“Forewarned is forearmed,” cautions the old proverb, and that truth coined in the 16th century is even more apt for DevSecOps in the 21st. The earlier you know about vulnerabilities, the better you can avoid making them part of your software.
That’s the same principle behind a “Shift Left” DevSecOps strategy. Rather than waiting for testers to catch vulnerabilities in built applications, developers take greater responsibility for keeping risky dependencies out of what they build.
But how is the developer supposed to know what dependencies are safe and which have problems? The public repository Maven Central has over 270,000 available modules and counting, all updated at a different pace. The Node.js registry npm has over 350,000 packages. Even with a vulnerabilities scanning tool like JFrog Xray to help, how can you be alert to problems at the time you code?
An IDE integration for Xray from JFrog can help.
Scanning for DevSecOps
If you use JFrog Xray, you’re already on your way to shifting DevSecOps left. Xray performs automated scans of the dependencies from package managers you use, including Maven, Gradle, and npm, and identifies which ones contain known vulnerabilities. Xray uses the VulnDB database, the most comprehensive and up-to-date vulnerability intelligence available, created and maintained by Risk Based Security.Maven Central has over 270,000 available modules, npm has over 350,000. How is the developer supposed to know what dependencies are safe? Click To Tweet
Xray also identifies the applicable licenses of each dependency, so organizations can avoid using code whose license doesn’t comply with their policies.

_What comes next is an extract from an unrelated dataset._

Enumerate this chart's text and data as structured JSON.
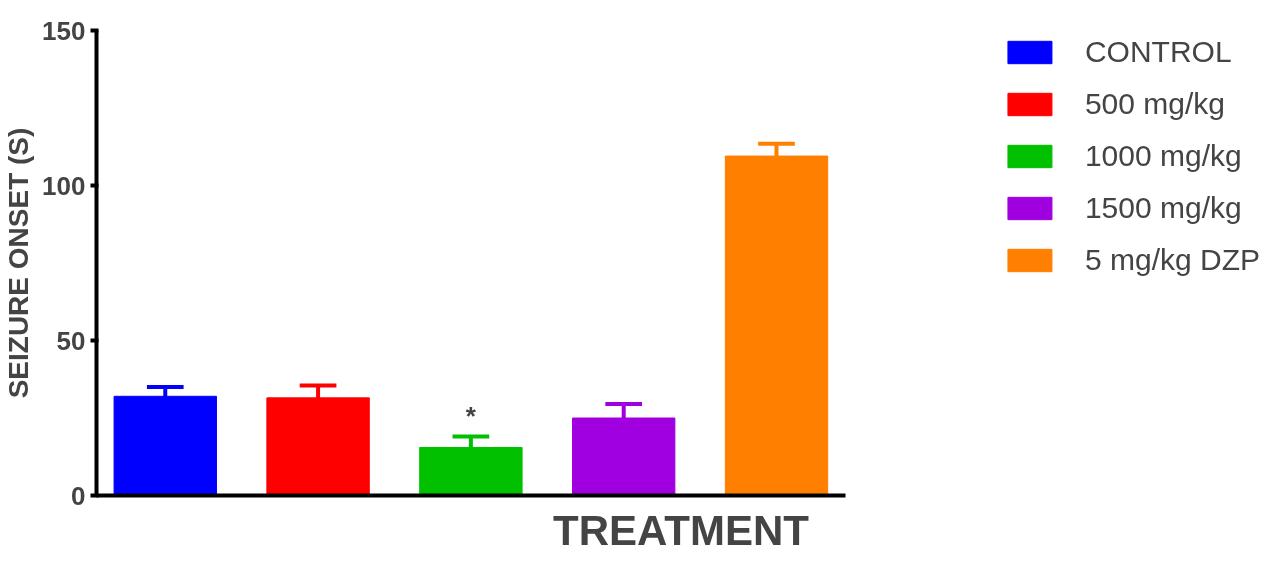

Because Xray is integrated with the artifact repository Artifactory, you can always see in Artifactory’s dashboard which dependencies held in your proxy repositories have vulnerabilities, and how severe a risk they pose. An administrator can also configure JFrog Xray to block potentially harmful artifacts from being downloaded from Artifactory, to prevent their use.
Choose an IDE Integration
To bring those decisions nearer to developers, JFrog provides plugins for some of the most commonly used IDEs that bring Xray’s scanning results right into your coding editor. So you can see, at the moment that you choose your dependencies, whether your choice will introduce a risk and help you make an informed decision.
The JFrog Xray plugin for IntelliJ IDEA and JFrog Visual Studio Extension have already been available and helping developers shift-left. Now users of the Eclipse IDE have a plugin from JFrog as well. With this release, shifting left awareness of security and license concerns is easier on three of the most popular IDEs.
How it Works
To understand how these work, let’s look at the newest plugin, for Eclipse.
You can find the JFrog Eclipse IDE Plugin in the Eclipse Marketplace. To install the plugin, you can drag the Install button to your Eclipse window.
Once installed, you can connect the plugin to your instance of JFrog Xray by setting its URL and login credentials in its Preferences. When finished, you can click Test Connection to confirm the settings work, then Apply the settings.
Once you open the JFrog tab in Eclipse, you can see all of the Issues that Xray has identified in dependency components. You can filter the results to show only those matching the Severity of the risk.
In the Licenses Info tab you can identify and filter for the licenses that apply to each component.
Of course, choosing safe dependencies is only the first step in a DevSecOps strategy. A package thought safe today may be discovered to be vulnerable later, or a later version of the package might introduce new risks.
That’s why JFrog Xray performs continuous impact analysis of what’s held in your Artifactory repositories. It regularly scans and analyzes components, even those long since deployed to production, and provides alerts and notifications for newly discovered vulnerabilities. It also performs deep recursive scanning of your binaries, recursively drilling down to analyze even the smallest binary component that affects your software.
It’s all part of bringing greater awareness of security violations to the developer, who is the most immediately able to act on the issue. Problems get resolved more quickly, and both the company and its customers stay protected.
The developer’s workbench is the first line of defense for DevSecOps. JFrog’s Xray integrations for popular IDEs like Eclipse are one way we’re helping to bring shifting left out of the shadows.